The final episode of the series looks at the aftermath of the trial. John remains a terrible, mixed-up person. He makes a bestselling porn movie but never sees any of the profits. He manages to get his own penis mangled even further in a botched attempt at an enlargement procedure. He gets a job as a kind of host at a brothel from which he is fired repeatedly, and whose owner describes him as a “complete asshole”.
He is arrested again numerous times for battery and is in and out of jail, and even in the recent interviews, he lays the blame for all of this at the feet of jealous women who are just after him for a green card.
Questions of sanity
He still sends Lorena endless love letters and dreams about getting back together with her. It’s ironic because Lorena was found not guilty by virtue of temporary insanity, but when we see the huge pile of letters John has sent her over the years we must ask ourselves if he ever was or ever will be sane.
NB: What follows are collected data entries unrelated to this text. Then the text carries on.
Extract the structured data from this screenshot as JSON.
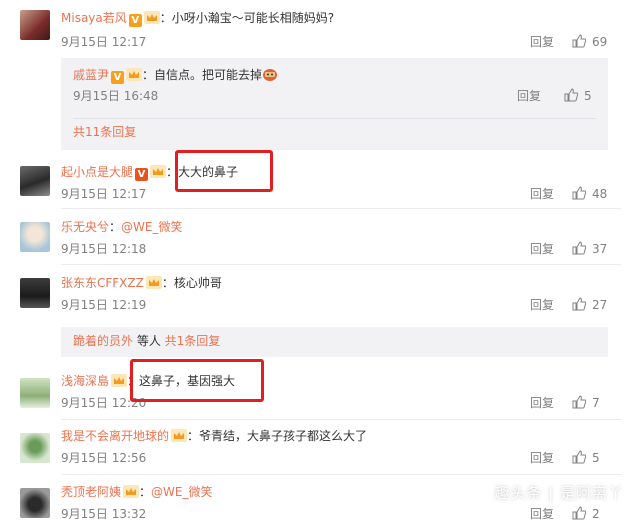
{
  "comments": [
    {
      "user": "Misaya若风",
      "text": "小呀小瀚宝～可能长相随妈妈?",
      "time": "9月15日 12:17",
      "reply": "回复",
      "likes": "69"
    },
    {
      "user": "起小点是大腿",
      "text": "大大的鼻子",
      "time": "9月15日 12:17",
      "reply": "回复",
      "likes": "48"
    },
    {
      "user": "乐无央兮",
      "text": "@WE_微笑",
      "time": "9月15日 12:18",
      "reply": "回复",
      "likes": "37"
    },
    {
      "user": "张东东CFFXZZ",
      "text": "核心帅哥",
      "time": "9月15日 12:19",
      "reply": "回复",
      "likes": "27"
    },
    {
      "user": "浅海深島",
      "text": "这鼻子，基因强大",
      "time": "9月15日 12:20",
      "reply": "回复",
      "likes": "7"
    },
    {
      "user": "我是不会离开地球的",
      "text": "爷青结，大鼻子孩子都这么大了",
      "time": "9月15日 12:56",
      "reply": "回复",
      "likes": "5"
    },
    {
      "user": "秃顶老阿姨",
      "text": "@WE_微笑",
      "time": "9月15日 13:32",
      "reply": "回复",
      "likes": "2"
    }
  ],
  "subreply": {
    "user": "戚蓝尹",
    "text": "自信点。把可能去掉",
    "time": "9月15日 16:48",
    "reply": "回复",
    "likes": "5",
    "more": "共11条回复"
  },
  "subreply2": {
    "user": "跪着的员外",
    "mid": " 等人 ",
    "more": "共1条回复"
  },
  "colon": "：",
  "watermark": "趣头条 | 是阿离丫",
  "colors": {
    "accent": "#eb7350",
    "highlight": "#e02020",
    "muted": "#808080"
  }
}
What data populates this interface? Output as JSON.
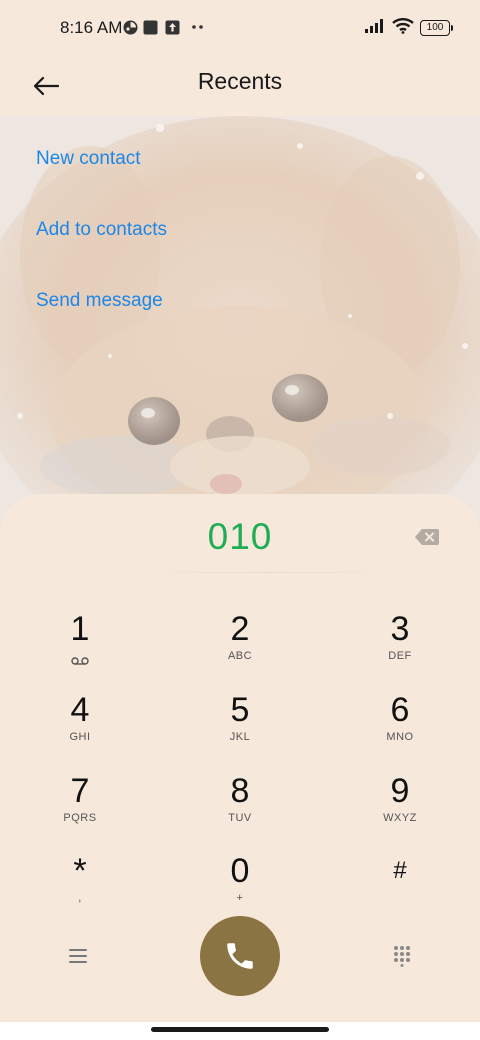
{
  "status_bar": {
    "time": "8:16 AM",
    "battery": "100",
    "icons": [
      "app-notification-icon",
      "square-notification-icon",
      "upload-icon",
      "more-dots-icon",
      "signal-icon",
      "wifi-icon",
      "battery-icon"
    ]
  },
  "header": {
    "title": "Recents",
    "back_icon": "arrow-left-icon"
  },
  "actions": {
    "new_contact": "New contact",
    "add_to_contacts": "Add to contacts",
    "send_message": "Send message"
  },
  "dialer": {
    "number": "010",
    "keys": [
      {
        "digit": "1",
        "letters": ""
      },
      {
        "digit": "2",
        "letters": "ABC"
      },
      {
        "digit": "3",
        "letters": "DEF"
      },
      {
        "digit": "4",
        "letters": "GHI"
      },
      {
        "digit": "5",
        "letters": "JKL"
      },
      {
        "digit": "6",
        "letters": "MNO"
      },
      {
        "digit": "7",
        "letters": "PQRS"
      },
      {
        "digit": "8",
        "letters": "TUV"
      },
      {
        "digit": "9",
        "letters": "WXYZ"
      },
      {
        "digit": "*",
        "letters": ","
      },
      {
        "digit": "0",
        "letters": "+"
      },
      {
        "digit": "#",
        "letters": ""
      }
    ]
  },
  "colors": {
    "background": "#f6e8db",
    "link": "#1e86e8",
    "number": "#1fad53",
    "call_button": "#8a7444"
  }
}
Lorena goes on to settle down. She marries a nice guy, she has a baby, and she now seems happy and fulfilled. She seems to have made advocacy for abused women much of her life’s work, and really, she is a symbol for so many. Perhaps some of the most touching interviews in the series are with those who describe how Lorena’s experienced reminded them of their own. Men who saw their own mothers battered, women who were battered themselves, witnesses who wondered if they could have done more.
Nothing has changed since the Bobbitt incident
A major focus of this series is this problem that never goes away, this problem of men who assault women. Several activists for abused women speak on the show, and they are depressed and frustrated. Despite significant publicity and education and media coverage and even legislation, nothing much has changed for vulnerable women between the early 90s and now. There are waves of noise and attention, sure, and perhaps the media is finally more ready to look at women who speak up through a lens that takes them seriously, and not one that views them solely as tabloid fodder.
But really, how much has changed, and how much is lip service?
The documentary shows footage of women marching in support of the Violence Against Women Act in the early 90s, and the footage is similar to that of the Women’s March against Donald Trump in 2017. We see the Violence Against Women Act being signed by Bill Clinton, a man who may not have punched women, but hurt them in other ways.
John Wayne Bobbitt chokes up as he describes the abuse he witnessed and suffered as a child, and we know that we still aren’t adequately able to protect children from the cycle of violence that will perpetuate itself as they become adults.
We see archival footage of women crying and bleeding, their faces puffy and bruised, and we know that to this day, women are more likely to be killed by their intimate partner than anyone else, and that the time when they are most in danger is when they are trying to leave.
Lorena is not an easy series to watch, but it’s an important one.